"The dark-blue SUV pulled into the fire lane and stopped. It was dark inside.
A swarm of photographers crowded the Ford near the sidewalk, and a figure inside pointed to the man in the left side of the backseat. Three months after the Chiefs made Glenn Dorsey their top draft pick, word leaked Saturday that the star defensive tackle at LSU had arrived.
Then the doors opened, and four Chiefs players got out.
"Hey," said the voice from the left side of the backseat. "You've got the wrong guy."
It was second-year defensive tackle Tank Tyler in that SUV. The wait for Dorsey wasn't over yet.
Tyler and his teammates laughed and walked inside for a quick bite and a nap before a defensive-line meeting. A new teammate was coming Saturday, and they wanted a good look at him, too.
Twenty minutes later, Dorsey finally arrived in River Falls. For the most important business meeting of his life, the fifth overall pick in the draft was dressed casually - black T-shirt, gray athletic shorts and gray sneakers with neon laces.
After the chaotic 48 hours that had just passed, perhaps Dorsey needed to go casual.
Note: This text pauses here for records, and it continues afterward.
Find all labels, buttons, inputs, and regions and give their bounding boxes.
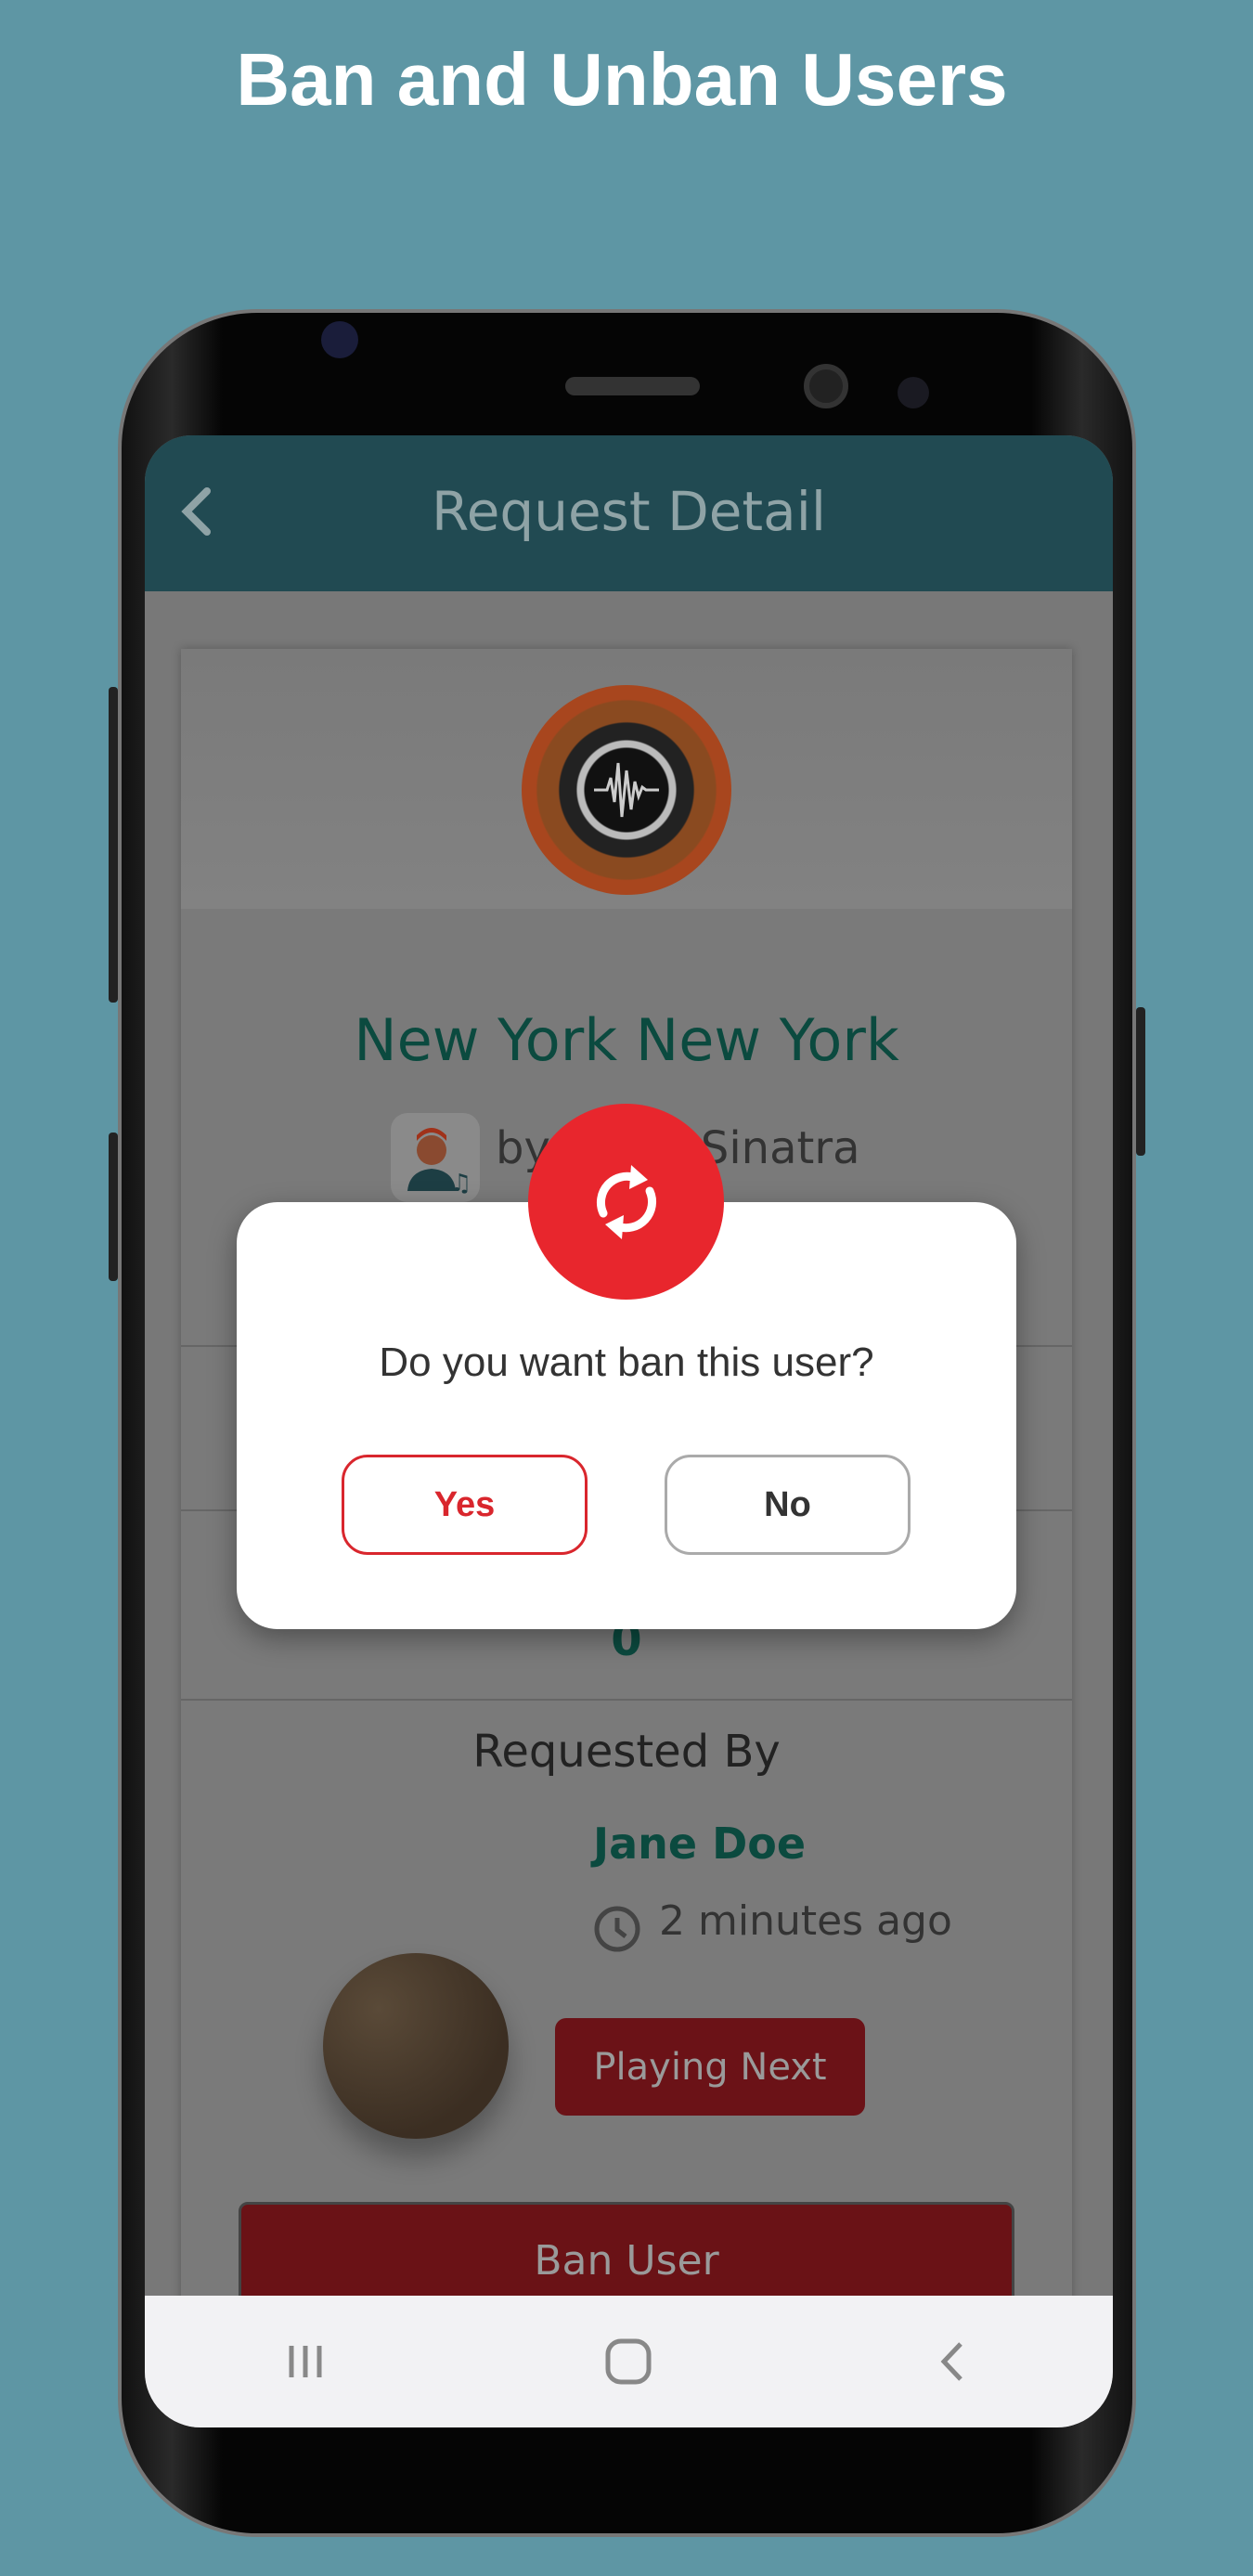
no-button[interactable]: No	[665, 1455, 911, 1555]
refresh-icon	[596, 1164, 656, 1239]
volume-button	[109, 687, 118, 1003]
back-icon[interactable]	[929, 2338, 975, 2385]
dialog-icon-badge	[528, 1104, 724, 1300]
system-nav-bar	[145, 2296, 1113, 2427]
home-icon[interactable]	[602, 2336, 654, 2388]
sensor-icon	[321, 321, 358, 358]
bixby-button	[109, 1133, 118, 1281]
yes-button[interactable]: Yes	[342, 1455, 588, 1555]
power-button	[1136, 1007, 1145, 1156]
dialog-question: Do you want ban this user?	[379, 1340, 874, 1385]
headline: Ban and Unban Users	[236, 38, 1008, 121]
sensor-icon	[898, 377, 929, 408]
recent-apps-icon[interactable]	[282, 2338, 329, 2385]
speaker-grille	[565, 377, 700, 395]
front-camera-icon	[804, 364, 848, 408]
He went from uncertainty on Thursday to hope on Friday, and an early flight Saturday to River Falls, where he signed a six-year contract worth as much as $51 million with about $23 million guaranteed. Then, a few hours after signing his deal, Dorsey was in pads at the Chiefs' fourth practice of training camp.
The previous two days were an experience he said he'll remember - but one he might not want to repeat.
"Hectic," he said, shaking his head while standing at a podium in the university center at Wisconsin-River Falls.
The 6-foot-1, 297-pound defensive tackle was at his parents' home in Gonzales, La., when his phone rang at 11 o'clock Friday night. It was Dorsey's agent, Joel Segal. They were close to a contract agreement, Segal told Dorsey. He should pack his things.
Dorsey hung up the phone and smiled at his mother, Sandra Dorsey. They hugged each other in the room with all of Dorsey's football memorabilia - pictures, ticket stubs and the white card with blue ink, the one the Chiefs submitted when they drafted Dorsey on April 26."